Pour cet auteur de bandes dessinées, cet homme désabusé, la vie n’était autre qu’une longue souffrance qu’il fallait endurer.

Oui, croyez-le ou pas, j’écrivais des scénarios de bandes dessinées pour enfants  — le genre d’histoire où le héros pourfend les méchants et où le bien triomphe de tous les maux.

Ainsi, non seulement je passais mes jours à haïr le monde, mais je gagnais ma vie en écrivant des bêtises forgées de toutes pièces, que je haïssais tout autant.

Alors, comment ai-je pu m’arrêter pour regarder des enfants chanter Noël ? Cela demeure un mystère. Je contemplais leurs visages, en me demandant ce qui pouvait bien les motiver à braver le froid et à chanter pour les passants.

Je vous assure que je n’avais qu’une idée en tête, c’était de reprendre mon chemin, comme la plupart des autres badauds, pour aller trouver un peu de chaleur dans un magasin ou un restaurant aux alentours. Mais quelque chose me retenait.

Je restai planté là à les regarder jusqu’à la fin de leur répertoire.

Imaginez, je crois même que je leur aie souri ! Ils étaient loin d’être d’excellents chanteurs, mais j’ai dû voir en eux quelque chose que je n’avais pas vu depuis très longtemps, surtout en me regardant dans le miroir. J’ai vu dans leurs yeux de la sincérité et de l’espoir.

J’ai été frappé en particulier par une petite fille au premier rang. On aurait dit que c’était sa première expérience, parce que, de toute évidence, elle ne connaissait pas trop bien les paroles. Elle ne cessait de regarder les plus grands, comme si elle était sûre qu’il lui suffirait de suivre le mouvement de leurs lèvres pour se tirer d’affaire.

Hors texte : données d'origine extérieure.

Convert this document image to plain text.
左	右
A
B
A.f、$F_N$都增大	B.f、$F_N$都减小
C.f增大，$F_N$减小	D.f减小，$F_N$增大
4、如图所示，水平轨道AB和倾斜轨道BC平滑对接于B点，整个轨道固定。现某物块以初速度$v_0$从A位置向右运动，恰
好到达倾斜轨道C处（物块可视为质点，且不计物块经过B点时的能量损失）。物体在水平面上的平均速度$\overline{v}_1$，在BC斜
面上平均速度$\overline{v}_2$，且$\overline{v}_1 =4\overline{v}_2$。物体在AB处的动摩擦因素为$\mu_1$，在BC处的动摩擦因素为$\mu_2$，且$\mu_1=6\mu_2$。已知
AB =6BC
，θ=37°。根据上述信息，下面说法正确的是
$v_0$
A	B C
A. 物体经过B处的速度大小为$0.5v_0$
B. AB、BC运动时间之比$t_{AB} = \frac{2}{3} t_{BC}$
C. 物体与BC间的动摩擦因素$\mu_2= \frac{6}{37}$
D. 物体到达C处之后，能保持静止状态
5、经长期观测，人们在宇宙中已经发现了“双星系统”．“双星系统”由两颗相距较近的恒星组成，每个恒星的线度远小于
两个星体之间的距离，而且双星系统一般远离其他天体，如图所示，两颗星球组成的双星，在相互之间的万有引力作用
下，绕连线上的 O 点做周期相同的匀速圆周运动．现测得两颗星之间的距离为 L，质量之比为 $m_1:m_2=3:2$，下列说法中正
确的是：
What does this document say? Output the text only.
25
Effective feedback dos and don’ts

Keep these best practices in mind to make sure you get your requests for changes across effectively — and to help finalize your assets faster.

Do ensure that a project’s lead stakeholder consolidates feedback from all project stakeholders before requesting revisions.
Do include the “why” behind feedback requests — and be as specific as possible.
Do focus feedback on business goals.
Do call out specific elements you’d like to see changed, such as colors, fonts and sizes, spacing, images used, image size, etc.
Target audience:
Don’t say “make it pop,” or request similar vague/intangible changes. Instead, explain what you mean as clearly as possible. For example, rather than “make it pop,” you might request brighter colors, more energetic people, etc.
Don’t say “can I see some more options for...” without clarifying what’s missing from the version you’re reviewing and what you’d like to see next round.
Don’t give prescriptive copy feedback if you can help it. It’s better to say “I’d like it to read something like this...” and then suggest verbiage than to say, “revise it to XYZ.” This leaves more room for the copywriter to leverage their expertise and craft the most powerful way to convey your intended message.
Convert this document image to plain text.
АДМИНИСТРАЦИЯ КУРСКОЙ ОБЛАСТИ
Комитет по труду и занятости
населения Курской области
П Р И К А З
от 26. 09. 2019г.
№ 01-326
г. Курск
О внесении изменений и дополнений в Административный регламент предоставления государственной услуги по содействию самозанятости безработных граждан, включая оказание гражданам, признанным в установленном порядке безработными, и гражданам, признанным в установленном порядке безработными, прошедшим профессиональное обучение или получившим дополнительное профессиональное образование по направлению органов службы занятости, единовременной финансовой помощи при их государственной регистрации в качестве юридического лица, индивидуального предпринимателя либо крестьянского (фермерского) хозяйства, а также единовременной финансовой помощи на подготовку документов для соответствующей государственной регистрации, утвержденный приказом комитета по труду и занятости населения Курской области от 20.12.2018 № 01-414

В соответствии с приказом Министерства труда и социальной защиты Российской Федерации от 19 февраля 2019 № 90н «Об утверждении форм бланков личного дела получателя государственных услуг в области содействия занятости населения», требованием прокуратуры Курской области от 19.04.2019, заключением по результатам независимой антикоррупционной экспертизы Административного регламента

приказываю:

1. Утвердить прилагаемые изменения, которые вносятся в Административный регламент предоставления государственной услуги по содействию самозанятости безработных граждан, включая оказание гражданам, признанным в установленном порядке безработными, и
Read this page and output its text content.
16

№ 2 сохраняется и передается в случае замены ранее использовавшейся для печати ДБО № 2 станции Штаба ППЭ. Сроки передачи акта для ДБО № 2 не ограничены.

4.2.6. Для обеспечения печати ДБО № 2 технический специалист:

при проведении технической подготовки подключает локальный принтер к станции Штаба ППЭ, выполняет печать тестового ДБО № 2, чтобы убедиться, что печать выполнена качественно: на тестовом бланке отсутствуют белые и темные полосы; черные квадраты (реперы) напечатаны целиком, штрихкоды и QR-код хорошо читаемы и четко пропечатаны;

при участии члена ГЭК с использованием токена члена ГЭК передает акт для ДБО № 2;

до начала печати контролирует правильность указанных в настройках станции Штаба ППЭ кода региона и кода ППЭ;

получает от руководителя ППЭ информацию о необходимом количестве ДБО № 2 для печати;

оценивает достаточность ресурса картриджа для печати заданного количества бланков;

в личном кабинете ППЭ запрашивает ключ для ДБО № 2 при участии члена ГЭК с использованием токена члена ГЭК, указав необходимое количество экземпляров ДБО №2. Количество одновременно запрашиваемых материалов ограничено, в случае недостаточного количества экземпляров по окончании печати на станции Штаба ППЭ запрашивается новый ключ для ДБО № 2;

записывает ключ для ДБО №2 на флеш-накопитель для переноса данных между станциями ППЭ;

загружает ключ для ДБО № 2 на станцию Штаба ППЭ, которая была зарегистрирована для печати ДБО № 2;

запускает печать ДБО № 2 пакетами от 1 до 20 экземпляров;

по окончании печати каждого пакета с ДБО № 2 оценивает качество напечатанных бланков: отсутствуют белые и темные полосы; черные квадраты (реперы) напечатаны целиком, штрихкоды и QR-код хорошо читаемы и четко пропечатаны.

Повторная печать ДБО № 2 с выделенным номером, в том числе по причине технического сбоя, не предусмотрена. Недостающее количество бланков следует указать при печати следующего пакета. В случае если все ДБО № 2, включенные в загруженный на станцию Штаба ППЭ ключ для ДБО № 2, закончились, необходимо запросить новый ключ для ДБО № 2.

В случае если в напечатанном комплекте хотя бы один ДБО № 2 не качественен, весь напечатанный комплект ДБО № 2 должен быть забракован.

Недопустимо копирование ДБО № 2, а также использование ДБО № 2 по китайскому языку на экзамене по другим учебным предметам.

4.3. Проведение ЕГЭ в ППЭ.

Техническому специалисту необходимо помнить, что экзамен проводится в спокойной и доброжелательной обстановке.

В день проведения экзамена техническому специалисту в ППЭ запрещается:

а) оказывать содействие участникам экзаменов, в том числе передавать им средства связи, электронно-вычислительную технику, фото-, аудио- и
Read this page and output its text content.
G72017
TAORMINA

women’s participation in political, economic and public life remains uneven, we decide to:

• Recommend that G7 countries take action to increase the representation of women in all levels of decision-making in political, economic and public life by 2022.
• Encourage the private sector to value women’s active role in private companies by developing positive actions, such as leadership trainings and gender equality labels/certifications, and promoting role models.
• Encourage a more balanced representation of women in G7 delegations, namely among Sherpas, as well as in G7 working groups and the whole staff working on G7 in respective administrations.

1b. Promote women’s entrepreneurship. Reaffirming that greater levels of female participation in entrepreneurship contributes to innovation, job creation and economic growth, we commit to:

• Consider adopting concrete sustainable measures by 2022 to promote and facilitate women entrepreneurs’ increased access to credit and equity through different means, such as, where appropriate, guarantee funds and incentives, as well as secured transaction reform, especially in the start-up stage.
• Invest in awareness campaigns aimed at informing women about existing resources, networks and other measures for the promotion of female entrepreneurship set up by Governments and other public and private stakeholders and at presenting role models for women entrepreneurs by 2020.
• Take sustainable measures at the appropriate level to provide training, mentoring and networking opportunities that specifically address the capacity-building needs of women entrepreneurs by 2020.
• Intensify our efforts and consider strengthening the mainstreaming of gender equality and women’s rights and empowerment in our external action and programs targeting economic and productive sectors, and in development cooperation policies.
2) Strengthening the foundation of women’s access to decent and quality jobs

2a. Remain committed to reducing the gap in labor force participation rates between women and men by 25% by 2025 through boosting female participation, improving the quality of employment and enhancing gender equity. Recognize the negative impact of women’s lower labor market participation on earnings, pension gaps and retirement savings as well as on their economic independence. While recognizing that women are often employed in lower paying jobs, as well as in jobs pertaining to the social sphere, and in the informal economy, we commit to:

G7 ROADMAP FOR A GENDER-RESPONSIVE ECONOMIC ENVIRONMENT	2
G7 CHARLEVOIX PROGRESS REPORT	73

Toute ma vie, moi aussi, je m’étais plus ou moins tiré d’affaire, mais chez elle, c’était très différent.

Elle n’était pas sceptique ni amère comme moi.

Elle suivait les autres en toute confiance, persuadée qu’ils lui viendraient en aide, alors que moi, tout au long de mon existence, j’avais toujours eu peur de me faire écraser par les autres.

Elle était naïve, bien sûr, mais combien j’enviais cette naïveté !

L’expérience que j’avais du monde m’avait appris à me tenir constamment sur mes gardes, et, à la longue, c’était fatigant.

Leurs chansons terminées, alors que nos jeunes chanteurs s’apprêtaient à partir, la petite fille me sourit. Puis, tandis que les autres s’éloignaient, elle me fit des signes de la main.

Ces mélodies avaient eu l’effet de m’adoucir, mais ce simple sourire changea ma vie.

Je me demande encore ce qui s’est passé, mais depuis ce moment-là, je me sens plus heureux, et – si vous voulez bien me croire — je suis plus aimable à l’égard de mes semblables, moins renfrogné.

Et je suis au moins parvenu à la conclusion suivante : je crois que Dieu m’a souri à travers le visage de cette enfant.

Je ne sais toujours pas s’il existe des anges avec des ailes, mais je suis sûr qu’il en existe avec des écharpes rouges et des bonnets de laine verts.